On December 20, 1919, under the heading “Scientists as Spies,” The Nation published a letter by Franz Boas, the father of academic anthropology in America. Boas charged that four American anthropologists, whom he did not name, had abused their professional research positions by conducting espionage in Central America during the First World War. Boas strongly condemned their actions, writing that they had “prostituted science by using it as a cover for their activities as spies.” Anthropologists spying for their country severely betrayed their science and damaged the credibility of all anthropological research, Boas wrote; a scientist who uses his research as a cover for political spying forfeits the right to be classified as a scientist.
The most significant reaction to this letter occurred ten days later at the annual meeting of the American Anthropological Association (AAA), when the association’s governing council voted to censure Boas, effectively removing him from the council and pressuring him to resign from the national research council. Three out of four of the accused spies (their names, we now know, were Samuel Lothrop, Sylvanus Morley and Herbert Spinden) voted for censure; the fourth (John Mason) did not. Later Mason wrote Boas an apologetic letter explaining that he’d spied out of a sense of patriotic duty.
A variety of extraneous factors contributed to Boas’s censure (chief among these being institutional rivalries, personal differences and possibly anti-Semitism). The AAA’s governing council was concerned less about the accuracy of his charges than about the possibility that publicizing them might endanger the ability of others to undertake fieldwork. It accused him of “abuse” of his professional position for political ends.

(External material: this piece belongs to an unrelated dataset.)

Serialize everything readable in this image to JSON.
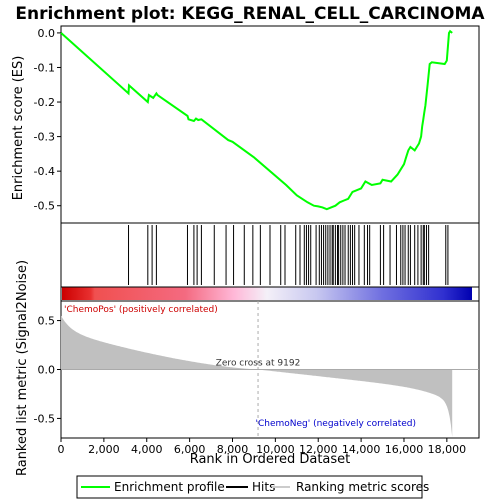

In 1919 American anthropology avoided facing the ethical questions Boas raised about anthropologists’ using their work as a cover for spying. And it has refused to face them ever since. The AAA’s current code of ethics contains no specific prohibitions concerning espionage or secretive research. Some of the same anthropologists who spied during World War I did so in the next war. During the early cold war Ruth Benedict and lesser-known colleagues worked for the RAND corporation and the Office of Naval Research. In the Vietnam War, anthropologists worked on projects with strategic military applications.

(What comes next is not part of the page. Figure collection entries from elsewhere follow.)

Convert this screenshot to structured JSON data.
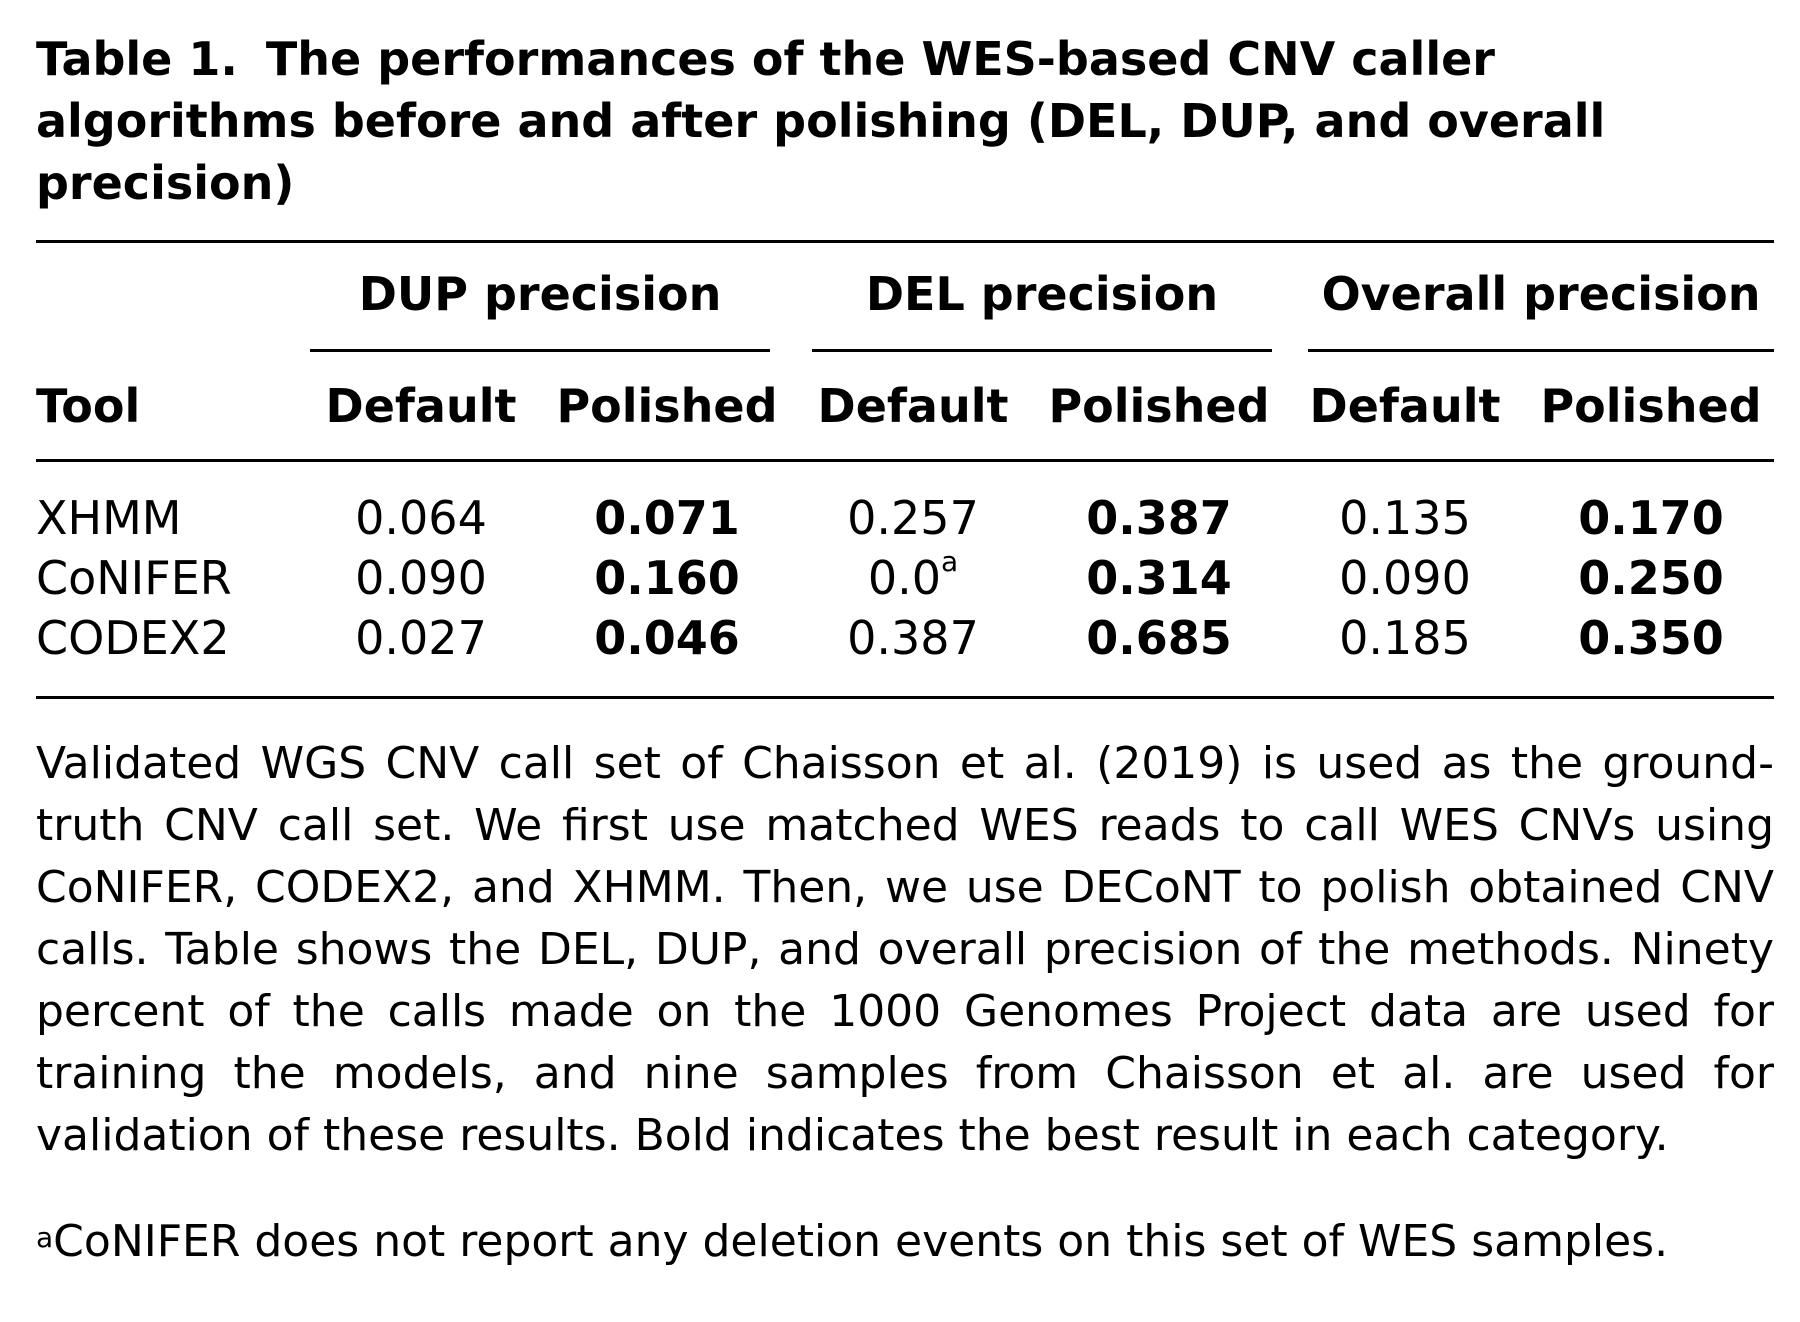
{
  "title": {
    "label": "Table 1.",
    "text": "The performances of the WES-based CNV caller algorithms before and after polishing (DEL, DUP, and overall precision)"
  },
  "table": {
    "groups": [
      "DUP precision",
      "DEL precision",
      "Overall precision"
    ],
    "tool_header": "Tool",
    "sub_headers": [
      "Default",
      "Polished",
      "Default",
      "Polished",
      "Default",
      "Polished"
    ],
    "rows": [
      {
        "tool": "XHMM",
        "values": [
          "0.064",
          "0.071",
          "0.257",
          "0.387",
          "0.135",
          "0.170"
        ],
        "footnote_marks": [
          "",
          "",
          "",
          "",
          "",
          ""
        ],
        "bold": [
          false,
          true,
          false,
          true,
          false,
          true
        ]
      },
      {
        "tool": "CoNIFER",
        "values": [
          "0.090",
          "0.160",
          "0.0",
          "0.314",
          "0.090",
          "0.250"
        ],
        "footnote_marks": [
          "",
          "",
          "a",
          "",
          "",
          ""
        ],
        "bold": [
          false,
          true,
          false,
          true,
          false,
          true
        ]
      },
      {
        "tool": "CODEX2",
        "values": [
          "0.027",
          "0.046",
          "0.387",
          "0.685",
          "0.185",
          "0.350"
        ],
        "footnote_marks": [
          "",
          "",
          "",
          "",
          "",
          ""
        ],
        "bold": [
          false,
          true,
          false,
          true,
          false,
          true
        ]
      }
    ]
  },
  "caption": "Validated WGS CNV call set of Chaisson et al. (2019) is used as the ground-truth CNV call set. We first use matched WES reads to call WES CNVs using CoNIFER, CODEX2, and XHMM. Then, we use DECoNT to polish obtained CNV calls. Table shows the DEL, DUP, and overall precision of the methods. Ninety percent of the calls made on the 1000 Genomes Project data are used for training the models, and nine samples from Chaisson et al. are used for validation of these results. Bold indicates the best result in each category.",
  "footnote": {
    "mark": "a",
    "text": "CoNIFER does not report any deletion events on this set of WES samples."
  }
}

Until recently there was little investigation of either the veracity of Boas’s accusation in 1919 or the ethical strength of his complaint. But FBI documents released to me under the Freedom of Information Act shed new light on both of these issues.

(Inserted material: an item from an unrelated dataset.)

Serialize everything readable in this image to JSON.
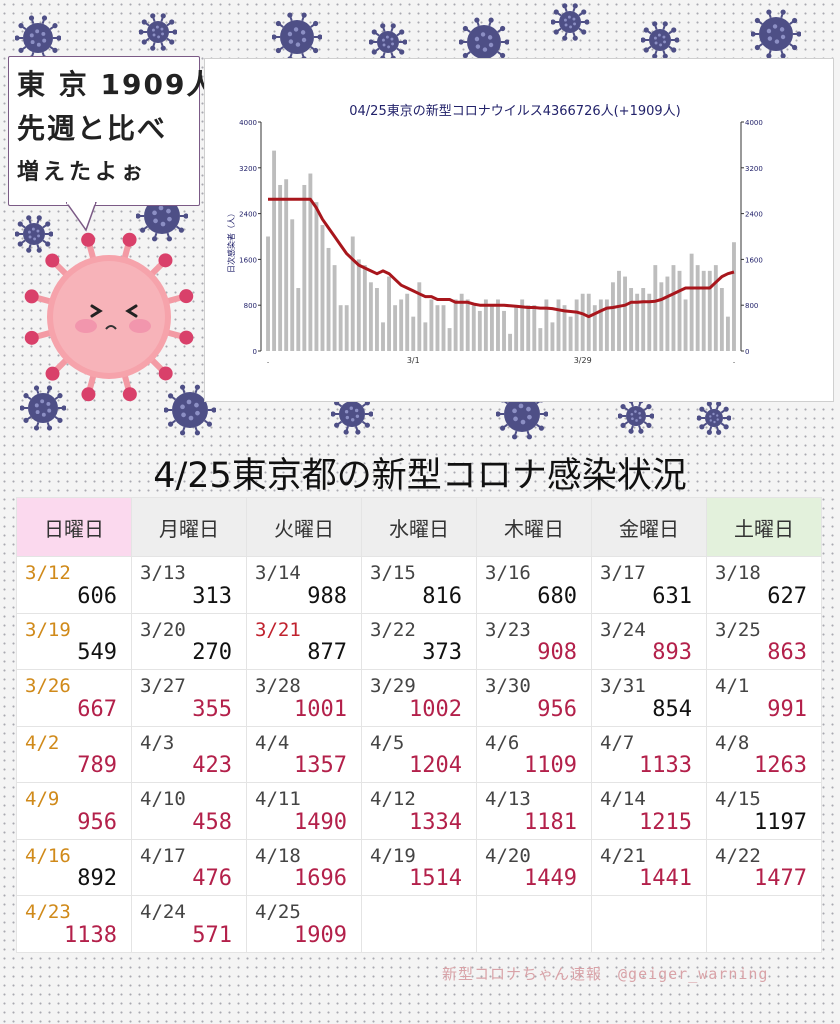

The FBI produced 280 pages of documents pertaining to one of the individuals Boas accused–the Harvard archeologist Samuel Lothrop. Lothrop’s FBI file establishes that during World War I he indeed spied for Naval Intelligence, performing “highly commendable” work in the Caribbean until “his identity as an Agent of Naval Intelligence became known.” What is more, World War II saw him back in harness, serving in the Special Intelligence Service (SIS), which J. Edgar Hoover created within the FBI to undertake and coordinate all intelligence activity in Central and South America. During the war the SIS stationed approximately 350 agents throughout South America, where they collected intelligence, subverted Axis networks and at times assisted in the interruption of the flow of raw materials from Axis sources. Lothrop was stationed in Lima, Peru, where he monitored imports, exports and political developments. To maintain his cover he pretended to undertake archeological investigations.